İkincisi; madem ki muhalifim diyorsun, o zaman helalleşme değil hesaplaşmaya gideceksin. Bu anlamda “helalleşme” nitelemesi doğru değildir. Doğru olmamasının bir gerekçesi daha var. Helalleşme, Erdoğan için arayıp da bulamadığı bir teklif olur. Bunu nasıl anlamak lazım? Kılıçdaroğlu, Erdoğan’a “sen bugüne kadar ne yaptıysan yaptın, zaten gideceksin, ben de seni affediyorum, yaptıkların yanına kar kalacak, senden hesap sormayacağız” demiş oluyor.

Bu doğru bir yaklaşım değil. Kılıçdaroğlu’nun grup toplantılarında, basın açıklamalarında esip gürlediği konuların tümünü unutması anlamına geliyor.
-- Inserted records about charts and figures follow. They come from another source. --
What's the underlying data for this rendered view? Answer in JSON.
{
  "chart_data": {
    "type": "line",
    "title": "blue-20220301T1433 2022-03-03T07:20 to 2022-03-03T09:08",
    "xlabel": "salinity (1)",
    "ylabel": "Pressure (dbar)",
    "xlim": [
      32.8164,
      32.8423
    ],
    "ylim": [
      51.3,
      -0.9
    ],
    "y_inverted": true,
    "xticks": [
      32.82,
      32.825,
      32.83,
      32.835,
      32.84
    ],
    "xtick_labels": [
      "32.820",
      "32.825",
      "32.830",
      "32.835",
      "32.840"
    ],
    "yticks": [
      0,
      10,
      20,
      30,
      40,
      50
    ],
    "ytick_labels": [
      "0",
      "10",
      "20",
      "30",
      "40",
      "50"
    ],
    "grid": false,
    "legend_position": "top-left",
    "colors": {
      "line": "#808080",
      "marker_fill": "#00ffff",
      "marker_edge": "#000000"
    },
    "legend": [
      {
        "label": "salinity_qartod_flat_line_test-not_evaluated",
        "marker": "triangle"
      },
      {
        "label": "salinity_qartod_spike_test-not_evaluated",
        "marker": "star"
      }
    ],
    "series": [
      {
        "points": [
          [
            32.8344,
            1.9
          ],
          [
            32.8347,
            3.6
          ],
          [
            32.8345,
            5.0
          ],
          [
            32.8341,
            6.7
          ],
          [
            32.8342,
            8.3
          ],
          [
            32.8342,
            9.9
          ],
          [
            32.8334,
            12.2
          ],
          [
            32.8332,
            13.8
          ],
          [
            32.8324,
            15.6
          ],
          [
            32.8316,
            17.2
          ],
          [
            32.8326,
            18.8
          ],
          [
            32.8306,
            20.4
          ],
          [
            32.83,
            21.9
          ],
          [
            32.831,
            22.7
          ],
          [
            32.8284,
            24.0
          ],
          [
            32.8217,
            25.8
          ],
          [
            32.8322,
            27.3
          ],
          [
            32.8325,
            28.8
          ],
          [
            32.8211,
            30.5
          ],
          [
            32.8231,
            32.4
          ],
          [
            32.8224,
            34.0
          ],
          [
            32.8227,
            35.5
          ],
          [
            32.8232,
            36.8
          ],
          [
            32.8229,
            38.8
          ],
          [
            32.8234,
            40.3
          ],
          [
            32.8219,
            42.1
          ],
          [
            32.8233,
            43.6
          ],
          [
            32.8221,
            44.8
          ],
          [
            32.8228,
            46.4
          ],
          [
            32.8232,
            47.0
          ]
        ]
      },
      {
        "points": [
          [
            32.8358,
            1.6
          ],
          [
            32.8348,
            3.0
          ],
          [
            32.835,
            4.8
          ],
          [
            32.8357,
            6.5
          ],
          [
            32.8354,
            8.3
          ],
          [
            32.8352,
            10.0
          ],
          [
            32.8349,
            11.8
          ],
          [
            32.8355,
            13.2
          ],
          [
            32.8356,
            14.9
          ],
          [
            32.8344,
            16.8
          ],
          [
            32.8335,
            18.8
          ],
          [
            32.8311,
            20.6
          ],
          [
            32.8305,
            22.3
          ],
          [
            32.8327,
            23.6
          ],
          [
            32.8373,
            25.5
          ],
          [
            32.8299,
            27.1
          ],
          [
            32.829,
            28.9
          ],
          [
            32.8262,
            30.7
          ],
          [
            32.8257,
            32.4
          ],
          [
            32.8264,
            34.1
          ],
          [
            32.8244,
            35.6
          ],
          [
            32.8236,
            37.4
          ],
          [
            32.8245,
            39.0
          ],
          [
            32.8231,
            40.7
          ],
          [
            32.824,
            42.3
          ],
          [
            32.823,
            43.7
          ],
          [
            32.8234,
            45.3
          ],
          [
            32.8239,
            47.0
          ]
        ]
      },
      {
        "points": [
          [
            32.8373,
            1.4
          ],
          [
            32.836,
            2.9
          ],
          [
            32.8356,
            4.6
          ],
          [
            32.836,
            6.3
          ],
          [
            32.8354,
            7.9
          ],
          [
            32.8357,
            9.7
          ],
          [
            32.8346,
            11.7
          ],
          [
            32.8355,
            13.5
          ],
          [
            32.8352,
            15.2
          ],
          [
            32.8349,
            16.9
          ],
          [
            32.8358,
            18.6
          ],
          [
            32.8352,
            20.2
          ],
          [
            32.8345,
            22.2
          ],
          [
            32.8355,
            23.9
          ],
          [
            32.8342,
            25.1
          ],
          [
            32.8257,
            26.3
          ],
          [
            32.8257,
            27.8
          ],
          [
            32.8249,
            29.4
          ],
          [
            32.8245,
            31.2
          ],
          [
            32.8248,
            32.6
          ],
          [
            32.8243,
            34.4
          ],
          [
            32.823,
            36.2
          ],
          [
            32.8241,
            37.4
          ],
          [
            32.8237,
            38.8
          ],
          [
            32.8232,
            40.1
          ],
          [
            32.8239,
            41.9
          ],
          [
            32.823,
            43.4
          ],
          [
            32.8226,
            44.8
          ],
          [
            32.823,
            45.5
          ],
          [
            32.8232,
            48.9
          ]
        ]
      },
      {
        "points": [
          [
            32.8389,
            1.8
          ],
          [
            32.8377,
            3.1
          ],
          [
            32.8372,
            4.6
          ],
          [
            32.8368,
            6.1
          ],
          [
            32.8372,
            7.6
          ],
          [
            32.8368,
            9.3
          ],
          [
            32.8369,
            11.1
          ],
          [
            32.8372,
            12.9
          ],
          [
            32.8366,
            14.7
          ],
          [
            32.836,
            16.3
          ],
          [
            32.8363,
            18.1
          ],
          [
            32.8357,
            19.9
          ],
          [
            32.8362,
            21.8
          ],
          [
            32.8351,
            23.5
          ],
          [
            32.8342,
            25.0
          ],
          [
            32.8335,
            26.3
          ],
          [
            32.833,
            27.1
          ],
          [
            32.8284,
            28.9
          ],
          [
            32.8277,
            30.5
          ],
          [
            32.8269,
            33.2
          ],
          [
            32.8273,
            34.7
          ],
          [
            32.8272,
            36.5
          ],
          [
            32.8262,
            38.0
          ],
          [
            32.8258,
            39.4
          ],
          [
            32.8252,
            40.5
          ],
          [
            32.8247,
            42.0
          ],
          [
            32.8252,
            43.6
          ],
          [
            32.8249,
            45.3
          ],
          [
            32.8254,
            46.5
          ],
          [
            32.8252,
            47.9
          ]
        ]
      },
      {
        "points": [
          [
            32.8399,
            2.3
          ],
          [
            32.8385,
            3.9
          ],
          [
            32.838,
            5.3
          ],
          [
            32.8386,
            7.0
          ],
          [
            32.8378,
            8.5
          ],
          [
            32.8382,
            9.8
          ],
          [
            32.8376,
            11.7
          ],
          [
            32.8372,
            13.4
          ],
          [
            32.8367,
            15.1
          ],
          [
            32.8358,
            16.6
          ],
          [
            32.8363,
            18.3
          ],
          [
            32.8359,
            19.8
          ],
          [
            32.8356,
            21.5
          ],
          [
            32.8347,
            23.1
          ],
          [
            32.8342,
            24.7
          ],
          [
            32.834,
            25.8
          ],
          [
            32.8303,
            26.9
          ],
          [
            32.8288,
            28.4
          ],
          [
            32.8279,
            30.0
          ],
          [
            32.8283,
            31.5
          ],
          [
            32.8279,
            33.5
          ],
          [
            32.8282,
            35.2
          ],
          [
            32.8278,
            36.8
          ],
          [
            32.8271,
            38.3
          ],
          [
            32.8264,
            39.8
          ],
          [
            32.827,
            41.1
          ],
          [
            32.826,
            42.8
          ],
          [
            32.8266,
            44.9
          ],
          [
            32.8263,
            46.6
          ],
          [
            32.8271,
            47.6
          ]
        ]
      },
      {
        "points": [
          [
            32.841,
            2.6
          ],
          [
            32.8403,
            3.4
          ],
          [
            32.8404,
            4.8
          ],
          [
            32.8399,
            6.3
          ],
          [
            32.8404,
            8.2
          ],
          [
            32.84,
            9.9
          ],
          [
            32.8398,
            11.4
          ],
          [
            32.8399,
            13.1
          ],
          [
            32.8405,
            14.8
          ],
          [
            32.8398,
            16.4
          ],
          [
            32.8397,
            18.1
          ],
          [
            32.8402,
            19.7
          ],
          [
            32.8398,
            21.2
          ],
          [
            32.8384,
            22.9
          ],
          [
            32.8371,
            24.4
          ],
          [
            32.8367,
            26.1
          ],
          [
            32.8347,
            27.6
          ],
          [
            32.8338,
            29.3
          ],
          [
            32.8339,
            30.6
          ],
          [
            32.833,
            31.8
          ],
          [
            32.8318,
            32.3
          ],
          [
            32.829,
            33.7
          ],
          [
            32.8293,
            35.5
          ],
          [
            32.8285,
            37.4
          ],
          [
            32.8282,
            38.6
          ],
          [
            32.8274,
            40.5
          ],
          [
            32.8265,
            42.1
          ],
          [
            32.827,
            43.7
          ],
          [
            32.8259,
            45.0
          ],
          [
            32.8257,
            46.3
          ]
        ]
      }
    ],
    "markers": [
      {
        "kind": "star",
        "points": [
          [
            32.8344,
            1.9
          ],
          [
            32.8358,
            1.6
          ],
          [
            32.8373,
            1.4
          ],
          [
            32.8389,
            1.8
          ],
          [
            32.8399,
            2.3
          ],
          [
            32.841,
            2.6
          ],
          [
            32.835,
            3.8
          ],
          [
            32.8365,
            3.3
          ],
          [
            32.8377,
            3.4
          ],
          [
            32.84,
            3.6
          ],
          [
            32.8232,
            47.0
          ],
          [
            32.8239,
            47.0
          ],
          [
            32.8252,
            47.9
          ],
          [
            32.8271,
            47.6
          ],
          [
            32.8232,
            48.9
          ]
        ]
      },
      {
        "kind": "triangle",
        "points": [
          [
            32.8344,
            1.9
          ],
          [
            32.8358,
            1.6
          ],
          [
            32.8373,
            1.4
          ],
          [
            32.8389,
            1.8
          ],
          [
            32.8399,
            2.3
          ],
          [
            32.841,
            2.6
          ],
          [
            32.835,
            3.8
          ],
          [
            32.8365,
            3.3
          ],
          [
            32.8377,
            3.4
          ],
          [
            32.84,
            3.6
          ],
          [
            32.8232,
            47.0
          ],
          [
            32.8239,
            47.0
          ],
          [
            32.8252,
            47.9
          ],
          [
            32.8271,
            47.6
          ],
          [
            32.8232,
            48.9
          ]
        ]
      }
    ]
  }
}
Erdoğan’a yönelik tüm eleştirileri ortadan kaldırıyor.

ABD ve AB’nin Saray Rejimi’nin sonunun yaklaştığını anlaması ile önerdiği yumuşak geçiş böylece gerçekleşmiş olacak. CHP Genel Başkanı Kılıçdaroğlu’nun “helalleşme” önerisini böyle anlamak gerekir.

Diğer bir nokta ise, “helalleşme” yoluyla “toplumsal barış” sağlanması söylemidir. Sınıflı toplumlarda sınıflar arasında barış anlamına gelecek “toplumsal barış” zehirli bir söylemdir. Sınıf savaşımını terk etmek ve sömürünün ilelebet sürmesini savunmak demektir. Şu olabilir; verili düzen çerçevesinde bir takım demokratik, sosyal ve ulusal konularda demokratik reformlar ve ilerlemeler hedeflenebilir. Ancak 20 yıldır Türkiye halklarını ve işçi sınıfını inim inim inleten bir iktidara bu öneri götürülmez. Bu iktidar ile hesaplaşma yoluyla demokratikleşmenin önünü açmak ile mümkündür.